A significant amount of research has been done during the last few decades, with the aim of achieving better absorption of sound through systems, serving a broad range of applications. Besides improving the efficacy of the existing technologies, new solutions are being sought after that can enhance the quality of sound and in turn, the overall experience of the device. The application of meta materials as sound absorbers offers a new approach to this purpose. Sub-wavelength absorbers that work on the principles of Acoustic Black Hole effect have a promising impact on achieving total absorption, at least, in theory. However, there have been a few numerical and experimental studies backing up one such research idea [Mironov and Pislyakov, Sov. Phys. Acoust., 2002]. In this work, a theoretical basis has been established for acoustic wave propagation through a terminating muffling structure that completely absorbs the wave by the black hole effect.

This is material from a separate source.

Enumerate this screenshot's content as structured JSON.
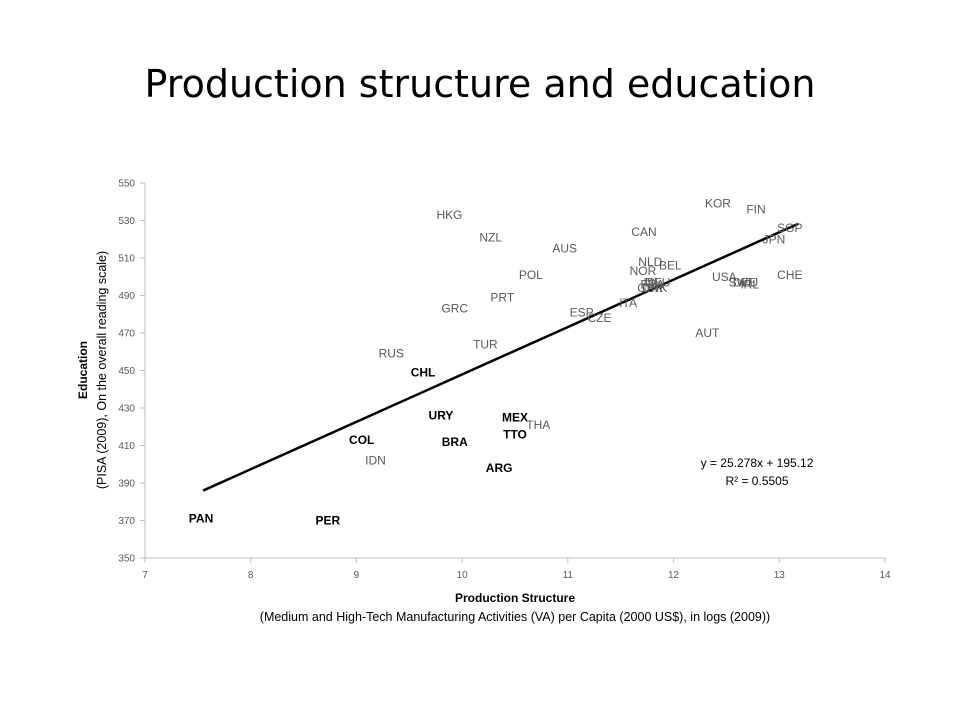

In the present study, a similar principle has been applied to design an open expansion chamber for effective absorption of low frequency sound. A comparison between closed and open structures has been made to understand the applicable differences. The muffling section, embodying the open expansion chamber, comprises of a narrow tube of axi-symmetric waveguide with constant (or weakly varying) cross section. To achieve impedance matching, the plane wave radiation incident through the inlet end of this muffler, is subjected to a protruding flair of varying wall admittance. The design concept has been analyzed both semi-analytically and numerically, targeting low frequency applications. Exact solutions have been obtained for particular geometries which also account for the absence and presence of losses.The impact has been studied based on the reflection and absorption coefficients. A good agreement between numerical and analytical results is demonstrated. This on-going work specifically targets applications with silencers and mufflers, including automotive and aviation sound attenuation, as also vents and ducts, where generally, due to the customer driven constraints associated with the muffling section, there still persist issues in achieving the desired sound attenuation.